Maar hoe verhoudt zich deze termijn met het gebruiksovergangsrecht? Nou, wanneer de initiatiefnemer (of zijn rechtsopvolger) het inrichtings- en beheerplan aan zijn laars lapt, terwijl hij de bouwvergunning al 2 jaar in huis heeft, dan biedt het gebruiksovergangsrecht hem geen bescherming.

Volgens de Afdeling biedt artikel 3.1 van de Wet ruimtelijke ordening de grondslag voor deze voorwaardelijke verplichting. Deze bijzondere gebruiksregel heeft als doel dat het inrichtings- en beheerplan ook echt wordt uitgevoerd. Alleen dan is er sprake van een ‘goede ruimtelijke ordening’.

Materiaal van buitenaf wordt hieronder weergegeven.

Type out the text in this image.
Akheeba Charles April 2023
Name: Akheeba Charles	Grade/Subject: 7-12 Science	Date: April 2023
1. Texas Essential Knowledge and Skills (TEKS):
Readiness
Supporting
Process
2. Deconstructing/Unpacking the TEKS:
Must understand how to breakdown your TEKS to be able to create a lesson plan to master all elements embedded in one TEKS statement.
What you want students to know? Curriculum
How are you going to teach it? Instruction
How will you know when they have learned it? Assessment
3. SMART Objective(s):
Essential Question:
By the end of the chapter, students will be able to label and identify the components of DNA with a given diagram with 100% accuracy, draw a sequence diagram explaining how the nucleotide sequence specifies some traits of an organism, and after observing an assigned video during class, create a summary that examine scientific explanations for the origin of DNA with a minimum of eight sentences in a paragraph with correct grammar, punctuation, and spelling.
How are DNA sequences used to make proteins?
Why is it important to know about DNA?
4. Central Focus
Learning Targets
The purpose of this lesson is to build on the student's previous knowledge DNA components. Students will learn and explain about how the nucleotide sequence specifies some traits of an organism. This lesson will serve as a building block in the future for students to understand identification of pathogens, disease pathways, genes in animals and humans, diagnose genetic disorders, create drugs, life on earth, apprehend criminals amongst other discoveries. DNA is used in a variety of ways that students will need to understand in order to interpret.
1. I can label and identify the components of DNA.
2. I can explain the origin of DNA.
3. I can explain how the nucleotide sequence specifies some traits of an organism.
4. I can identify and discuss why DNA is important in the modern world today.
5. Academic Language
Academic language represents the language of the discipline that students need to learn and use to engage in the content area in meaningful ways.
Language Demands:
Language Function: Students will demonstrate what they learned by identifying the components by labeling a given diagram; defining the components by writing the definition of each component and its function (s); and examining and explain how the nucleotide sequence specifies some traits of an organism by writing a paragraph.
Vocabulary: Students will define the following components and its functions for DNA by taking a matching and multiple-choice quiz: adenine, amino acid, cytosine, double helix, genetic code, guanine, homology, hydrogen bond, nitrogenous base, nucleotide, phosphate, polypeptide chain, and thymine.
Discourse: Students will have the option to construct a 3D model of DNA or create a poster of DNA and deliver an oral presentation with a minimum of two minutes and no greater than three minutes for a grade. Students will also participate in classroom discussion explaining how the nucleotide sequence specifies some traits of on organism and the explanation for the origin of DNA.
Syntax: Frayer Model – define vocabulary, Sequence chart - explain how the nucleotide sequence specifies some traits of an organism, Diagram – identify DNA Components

Deze bijzondere regel zet dus zelfs de werking van het algemene gebruiksovergangsrecht (van het Besluit ruimtelijke ordening) opzij. De Afdeling rechtvaardigt deze inbreuk op het gebruiksovergangsrecht door te verwijzen naar de wens vanuit de praktijk om in bepaalde situaties de uitvoering van de voorwaardelijke verplichting even uit te stellen.

Uitstel prima dus, maar géén afstel!